Daniel Dennett on what makes an activity worth doing.

This post is part 2 of a series.

Daniel C. Dennett is an emeritus professor at Tufts University and one of the most influential philosophers and cognitive scientists of his generation.

In my podcast (see references for the full video), I recently spoke to Dennett about his recent memoir, I've Been Thinking, his views on consciousness, free will, religion, the importance of evolution, and philosophy itself. A few days ago I published the first part of this interview (see here), below you will find an edited transcript of the second part.

Walter Veit: I myself have played chess in my youth. I went to tournaments, played in local leagues, and so forth. In your book, you introduce what you call "chmess" as a variation of chess, where the king can move two squares in any direction rather than just one. Why did you invent this game?

Daniel C. Dennett: Well, I wanted an example of something that was difficult, intellectually challenging [but also] trivial, that wouldn't be of any great importance. You, as a serious chess player, know that many, many brilliant people have devoted their lives to proving things about chess, exploring all the possibilities, and then disproving other things.

So those are the truths of chess. Well, I invented the game, which I've never played, and never want to play. I don't know if anybody's ever played it.
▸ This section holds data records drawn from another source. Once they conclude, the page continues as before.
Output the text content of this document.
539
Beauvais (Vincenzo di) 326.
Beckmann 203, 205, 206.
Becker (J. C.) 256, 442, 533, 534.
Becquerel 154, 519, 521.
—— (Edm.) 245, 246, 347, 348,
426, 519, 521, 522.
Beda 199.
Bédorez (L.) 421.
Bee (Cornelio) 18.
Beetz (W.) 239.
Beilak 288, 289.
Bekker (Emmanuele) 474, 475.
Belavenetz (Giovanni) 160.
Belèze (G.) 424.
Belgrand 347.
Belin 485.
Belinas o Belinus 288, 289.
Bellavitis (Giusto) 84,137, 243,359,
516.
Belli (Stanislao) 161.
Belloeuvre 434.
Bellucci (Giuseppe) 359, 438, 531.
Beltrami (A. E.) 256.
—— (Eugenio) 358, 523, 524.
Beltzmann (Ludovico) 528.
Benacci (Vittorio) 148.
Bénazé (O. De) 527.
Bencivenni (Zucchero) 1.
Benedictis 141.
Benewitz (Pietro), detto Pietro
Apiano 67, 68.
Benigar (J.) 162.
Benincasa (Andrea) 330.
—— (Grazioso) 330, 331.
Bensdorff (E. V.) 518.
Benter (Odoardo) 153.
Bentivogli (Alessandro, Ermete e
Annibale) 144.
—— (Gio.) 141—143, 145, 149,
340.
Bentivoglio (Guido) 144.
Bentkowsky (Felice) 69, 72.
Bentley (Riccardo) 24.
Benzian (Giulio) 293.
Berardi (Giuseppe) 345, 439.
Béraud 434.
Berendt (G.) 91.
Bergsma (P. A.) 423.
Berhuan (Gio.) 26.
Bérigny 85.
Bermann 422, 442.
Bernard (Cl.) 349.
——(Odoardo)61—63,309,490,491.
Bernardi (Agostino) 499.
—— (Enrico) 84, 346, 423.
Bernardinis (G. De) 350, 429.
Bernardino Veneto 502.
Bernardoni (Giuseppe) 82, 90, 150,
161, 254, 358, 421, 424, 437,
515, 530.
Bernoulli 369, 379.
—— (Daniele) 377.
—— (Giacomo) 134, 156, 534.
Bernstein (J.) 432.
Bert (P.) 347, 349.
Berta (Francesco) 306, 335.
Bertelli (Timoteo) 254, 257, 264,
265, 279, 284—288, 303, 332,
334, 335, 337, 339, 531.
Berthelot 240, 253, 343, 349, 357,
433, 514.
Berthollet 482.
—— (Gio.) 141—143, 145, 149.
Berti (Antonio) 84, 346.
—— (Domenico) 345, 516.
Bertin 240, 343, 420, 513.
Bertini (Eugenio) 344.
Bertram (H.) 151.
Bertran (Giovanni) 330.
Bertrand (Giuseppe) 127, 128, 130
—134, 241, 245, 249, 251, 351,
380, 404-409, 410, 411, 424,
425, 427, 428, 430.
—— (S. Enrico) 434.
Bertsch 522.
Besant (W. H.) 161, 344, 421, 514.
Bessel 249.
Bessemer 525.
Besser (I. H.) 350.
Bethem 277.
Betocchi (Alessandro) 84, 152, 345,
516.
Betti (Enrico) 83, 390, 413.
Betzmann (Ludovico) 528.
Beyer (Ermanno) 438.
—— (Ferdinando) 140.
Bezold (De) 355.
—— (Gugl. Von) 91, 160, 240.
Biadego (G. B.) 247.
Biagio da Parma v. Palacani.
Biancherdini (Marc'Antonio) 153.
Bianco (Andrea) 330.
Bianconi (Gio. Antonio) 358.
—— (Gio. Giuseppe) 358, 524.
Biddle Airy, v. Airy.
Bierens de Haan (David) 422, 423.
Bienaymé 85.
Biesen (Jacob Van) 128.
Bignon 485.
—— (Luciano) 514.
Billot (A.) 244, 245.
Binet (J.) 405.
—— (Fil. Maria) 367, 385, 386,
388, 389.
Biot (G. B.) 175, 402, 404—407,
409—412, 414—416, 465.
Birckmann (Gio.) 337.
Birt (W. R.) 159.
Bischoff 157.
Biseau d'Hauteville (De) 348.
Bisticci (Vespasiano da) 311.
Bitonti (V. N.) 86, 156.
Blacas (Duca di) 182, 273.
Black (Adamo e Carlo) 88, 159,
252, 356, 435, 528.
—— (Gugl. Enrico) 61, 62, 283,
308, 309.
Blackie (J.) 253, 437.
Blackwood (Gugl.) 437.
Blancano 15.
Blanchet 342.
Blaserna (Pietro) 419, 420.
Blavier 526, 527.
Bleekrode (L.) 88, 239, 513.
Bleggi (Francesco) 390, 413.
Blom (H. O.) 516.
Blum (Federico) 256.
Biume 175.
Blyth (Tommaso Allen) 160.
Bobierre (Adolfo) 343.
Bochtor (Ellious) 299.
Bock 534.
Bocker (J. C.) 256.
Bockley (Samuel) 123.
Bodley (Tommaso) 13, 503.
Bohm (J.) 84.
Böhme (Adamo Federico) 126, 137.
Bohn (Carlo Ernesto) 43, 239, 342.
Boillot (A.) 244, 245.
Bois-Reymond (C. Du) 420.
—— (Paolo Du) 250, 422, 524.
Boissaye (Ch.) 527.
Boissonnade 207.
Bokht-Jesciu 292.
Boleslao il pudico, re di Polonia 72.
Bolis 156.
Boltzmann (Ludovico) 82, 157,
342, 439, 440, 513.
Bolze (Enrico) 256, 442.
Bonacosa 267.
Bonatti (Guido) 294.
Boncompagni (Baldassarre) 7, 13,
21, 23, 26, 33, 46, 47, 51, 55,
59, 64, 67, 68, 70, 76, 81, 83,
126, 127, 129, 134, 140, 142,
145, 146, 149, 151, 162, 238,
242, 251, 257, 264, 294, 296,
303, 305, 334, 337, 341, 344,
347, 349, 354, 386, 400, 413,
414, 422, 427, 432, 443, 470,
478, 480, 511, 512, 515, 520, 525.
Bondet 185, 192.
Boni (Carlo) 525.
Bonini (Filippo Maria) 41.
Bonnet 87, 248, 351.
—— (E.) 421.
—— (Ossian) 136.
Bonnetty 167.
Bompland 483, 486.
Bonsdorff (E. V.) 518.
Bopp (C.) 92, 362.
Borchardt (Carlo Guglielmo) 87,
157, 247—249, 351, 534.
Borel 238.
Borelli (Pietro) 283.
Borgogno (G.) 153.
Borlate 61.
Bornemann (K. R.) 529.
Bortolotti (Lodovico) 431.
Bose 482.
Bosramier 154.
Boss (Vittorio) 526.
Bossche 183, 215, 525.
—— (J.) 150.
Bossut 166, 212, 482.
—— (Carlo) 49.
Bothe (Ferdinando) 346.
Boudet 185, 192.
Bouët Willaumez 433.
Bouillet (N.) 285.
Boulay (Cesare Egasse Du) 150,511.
I don't care about it. It's simply a variant of chess that, as far as I know, is not worth thinking about. But there are infinitely many truths of "chmess," and it would be hard work to prove them. And people might even make names for themselves by proving truths of chmess.

But so what? What's it good for? For nothing. It was my way of illustrating one of my favorite obiter dictum, stated by Donald Hebb, the great Canadian psychologist: "If it isn't worth doing, it isn't worth doing well."

I think that's a motto that should be treated with care because we sometimes don't know whether something's worth doing till we try it and get very good at it. Then we may discover it wasn't worth doing.

I'm not calling on a relevance or importance czar or committee to rule which activities aren't worth doing.

Take your chances, blurt it out, and get out there. But just remember that a lot of things aren't worth doing well, and philosophy is a field in which, because of the insecurity of philosophers, if a professor or an esteemed colleague expresses admiration, respect, or even interest in something you do, this can have a disproportionate effect on you. Soon you're sucked doing that because you've been praised and patted on the head.

You've got to worry about that because maybe you and your little coterie of nitpickers are wasting your time on an artifactual puzzle. That's just one of my warnings to young philosophers, try not to get sucked into make-work.

WV: When I was perhaps 12 and playing chess, I remember how we often would change the rules of the game. But I think ultimately we decided that none of those alternatives were really that interesting, perhaps compared to the main game.

DD: Did you ever play Ultima?

WV: I don't think so.

DD: I can't remember all the rules, but I remember that they changed the powers of the pieces. Like there was the dread immobilizer, which if it got next to an opponent's piece, it immobilized; those pieces couldn't move.

They had a number of different rules like that. It was mildly fun, but very hard to cleanse your mind of the traditional roles. Of course, that was a sort of bizarre exercise of imagination. Well, it was semi-fun for a few days.

WV: Now I guess some variations of chess are played more or less competitively. It's like tandem chess. You have a team partner, and whatever piece your team partner takes from the opponent, you can place it onto your board as your own piece. I liked that a lot. Bobby Fischer's variants of chess, of course, might be seen as a good variant, where the initial positions of all the figures behind the pawns are more or less randomized.

DD: I thought that was a very interesting idea. Because it sort of turned the game into much less a game of learning lots of openings, and you rely more on general chess principles than on book learning.

WV: That's right, Bobby Fischer hated it when he had opponents that would just study the moves until perhaps 30 turns later, whereas he was more of an instinctual player.